Determination of Network Forensics Process Requirements and Analysis in Software-Defined Networks
JOURNAL OF POLYTECHNIC-POLITEKNIK DERGISI, cilt.27, ss.665-679, 2024 (ESCI, TRDizin)
- Yayın Türü: Makale / Tam Makale
- Cilt numarası: 27
- Basım Tarihi: 2024
- Doi Numarası: 10.2339/politeknik.1141107
- Dergi Adı: JOURNAL OF POLYTECHNIC-POLITEKNIK DERGISI
- Derginin Tarandığı İndeksler: Emerging Sources Citation Index (ESCI), TR DİZİN (ULAKBİM)

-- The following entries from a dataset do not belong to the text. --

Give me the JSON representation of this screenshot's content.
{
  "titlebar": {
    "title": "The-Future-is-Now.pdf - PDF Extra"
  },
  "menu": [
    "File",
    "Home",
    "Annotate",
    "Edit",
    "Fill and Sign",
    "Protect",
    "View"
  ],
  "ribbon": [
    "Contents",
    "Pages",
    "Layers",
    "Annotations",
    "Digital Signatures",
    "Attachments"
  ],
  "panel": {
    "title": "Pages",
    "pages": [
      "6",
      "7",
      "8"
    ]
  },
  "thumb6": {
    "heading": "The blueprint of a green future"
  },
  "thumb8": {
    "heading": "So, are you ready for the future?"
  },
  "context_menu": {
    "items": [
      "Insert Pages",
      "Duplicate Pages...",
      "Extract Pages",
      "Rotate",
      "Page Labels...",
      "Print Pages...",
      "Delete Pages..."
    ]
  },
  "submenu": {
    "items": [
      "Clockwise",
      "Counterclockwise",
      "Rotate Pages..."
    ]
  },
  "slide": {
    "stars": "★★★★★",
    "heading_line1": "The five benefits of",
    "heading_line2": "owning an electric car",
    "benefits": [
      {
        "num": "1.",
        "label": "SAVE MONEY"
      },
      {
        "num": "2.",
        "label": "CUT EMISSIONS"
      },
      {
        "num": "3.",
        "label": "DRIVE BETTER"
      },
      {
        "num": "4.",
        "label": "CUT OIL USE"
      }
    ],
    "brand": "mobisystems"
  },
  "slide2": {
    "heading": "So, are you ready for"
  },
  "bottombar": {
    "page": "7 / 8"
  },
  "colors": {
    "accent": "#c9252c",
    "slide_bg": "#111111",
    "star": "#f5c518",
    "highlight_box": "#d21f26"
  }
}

- Sayfa Sayıları: ss.665-679
- Açık Arşiv Koleksiyonu: AVESİS Açık Erişim Koleksiyonu
- Gazi Üniversitesi Adresli: Evet
Özet
In Turkiye, there are legislation and practices that define the judicial, administrative and technical processes for the purpose of illuminating the cybercrimes. However studies in the perspective of network forensics are scarce thus the requirements for healthy and regulatory network forensics processes are not determined, and have not been examined on software-defined networks (SDN). This study aimed to determine the necessary evidence sources for SDN forensics, the basic requirements of the legislation and applications used in Turkiye in the focus of network forensics, and to show the applicability of the requirements to the SDN environment and to create an SDN forensic process. SDN experiments were carried out in light of forensic processes and previous international studies. The results showed that SDN met the specified requirements. Suggestions were made to ensure full compliance of legislation and practices with SDN. After the evaluation of measures that can be taken in the field of forensic informatics, a framework for SDN forensic management has been proposed. Conclusively, SDN forensics can only be performed with the southern interface data and a legislative regulation is necessary. The significant data required by the legislation can be obtained with the least effort via SDN forensics.